Five signs fear-based leadership is holding your business back

fear-based leadership

Motivation is an important tool for helping teach employees to become better at their jobs and more resilient. But how is it created exactly?

The source of motivation activates different areas of the brain, and therefore has different effects over the long term. For example, a sure-fire way to quickly motivate people into action is to use ‘fear of punishment’. 

Many leaders (especially in the SME space) fall into fear-based leadership by default, because we are stressed, are desperate for immediate results, or don’t feel like differing from this status quo is important until a team grows.

In these cases, fear is such a comfortable and well-worn shoe that we can slip in without really noticing. It can take the form of veiled threats and passive aggression, sneaking in and slowly poisoning the culture.

There is a concept in psychology known as ‘motivation schemas’.

With an ‘approach motivation schema’, a person is motivated to do well at work due to an expectation of future reward. With an ‘avoid motivation schema’, a person is motivated to do well at work due to fear of punishment.

Both work, however, science proves that if a person is ruled by fear, then they will struggle to innovate and their performance will decline over time. Clearly, this is a huge issue in the workplace.

Essentially, fear-based leadership can get you fast results, but it comes at a great cost. 

On the other hand, building an ‘approach motivation schema’ helps people to think constructively and strategically and enables a culture of innovation, collaboration and continuous improvement.

The challenge is that a healthy culture doesn’t happen by default, so you should start by identifying if a fear-based culture exists. After that, you can find ways to improve and build a culture of resilience.

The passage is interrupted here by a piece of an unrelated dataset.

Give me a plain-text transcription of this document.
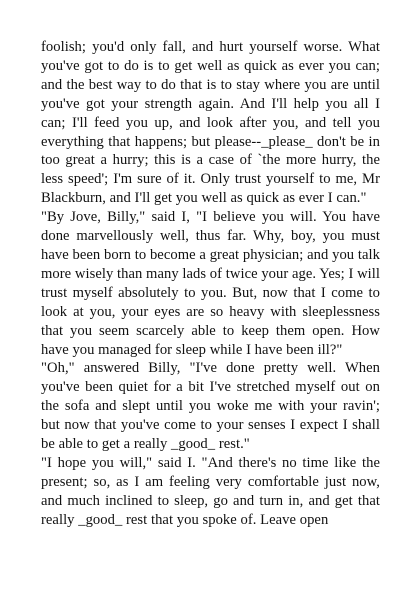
foolish; you'd only fall, and hurt yourself worse. What you've got to do is to get well as quick as ever you can; and the best way to do that is to stay where you are until you've got your strength again. And I'll help you all I can; I'll feed you up, and look after you, and tell you everything that happens; but please--_please_ don't be in too great a hurry; this is a case of `the more hurry, the less speed'; I'm sure of it. Only trust yourself to me, Mr Blackburn, and I'll get you well as quick as ever I can."

"By Jove, Billy," said I, "I believe you will. You have done marvellously well, thus far. Why, boy, you must have been born to become a great physician; and you talk more wisely than many lads of twice your age. Yes; I will trust myself absolutely to you. But, now that I come to look at you, your eyes are so heavy with sleeplessness that you seem scarcely able to keep them open. How have you managed for sleep while I have been ill?"

"Oh," answered Billy, "I've done pretty well. When you've been quiet for a bit I've stretched myself out on the sofa and slept until you woke me with your ravin'; but now that you've come to your senses I expect I shall be able to get a really _good_ rest."

"I hope you will," said I. "And there's no time like the present; so, as I am feeling very comfortable just now, and much inclined to sleep, go and turn in, and get that really _good_ rest that you spoke of. Leave open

So how can you spot fear-based leadership?

There are many ways fear-based leadership affects culture. Sometimes it’s subtle, so being able to detect the clues will help you spot it in your organisation, and also recognise when another leader is employing it with their staff. The following are a few tell-tale signs of fear-based leadership.

  • People do what they’re told, but little else. In this environment, there might be high compliance with whatever directives are sent out, but seldom would anyone step outside those narrow confines to develop valuable new ideas.
  • Talking about culture is avoided. As a systemic feature, often middle management are themselves trapped by the culture and rendered powerless, or worse, become complicit in the fear-based culture. A key indicator of this is in a team meeting, where a question is asked about the culture and it is met with an immediate dead silence… each team member’s hastily expressionless face disguising panic.
  • Innovation is a bad word. Nearly every business has made innovation a priority. However, in a fear-based culture, most staff realise that words and actions are two very different things. This happens when the punishment for failure is greater than the rewards for success. 
  • High sensitivity to bad news. This often develops inadvertently. An overloaded founder doesn’t have time to process any more bad news, so an employee coming over with anything less than positive news risks getting their head bitten off. Over time, the result is that bad news gets swept under the rug and problems are kept out of sight until they become too big to hide. 
  • Engagement scores become deceptive. As much as they are questioned, many companies still use engagement surveys. In a fear-based culture, employees start to understand that answering honestly on the engagement scores simply means they will be punishing themselves. The outcome is often that they will all be put in a room and forced to discuss why the scores are low, though due to fear, people will not speak about the true causes. 

How can your business shift from fear to resilience?

If you’ve identified a fear-based culture at work in your business, the good news is that it can be changed.

How?

  1. Being consistent. Consistency is important, because one transgression back to the old ways can instantly evaporate months of work. 
  2. Controlling opportunities for retribution. Control and prevent potential passive-aggressive subconscious retaliation by management against employees, such as discretionary incentives and performance reviews. It’s demotivating to put in effort throughout the year, only to have it undone due to one misstep before performance review time.
  3. Developing an awareness of stress in teams. Working on your sensitivity to changes in moods and stress in teams is a useful tool in maintaining a healthy culture. Being able to notice when the team is particularly stressed — especially when combined with knowing why — can help you to recognise when people need a break or encouragement. 

All these behaviours combine to generate what we really need in the culture — a subconscious sense of safety — that translates into confident people, willing to take strategic risks that can push the organisation forward. Through a concerted effort, the team (no matter how small) gains the confidence to be resilient can take risks and be a disruptor to the marketplace.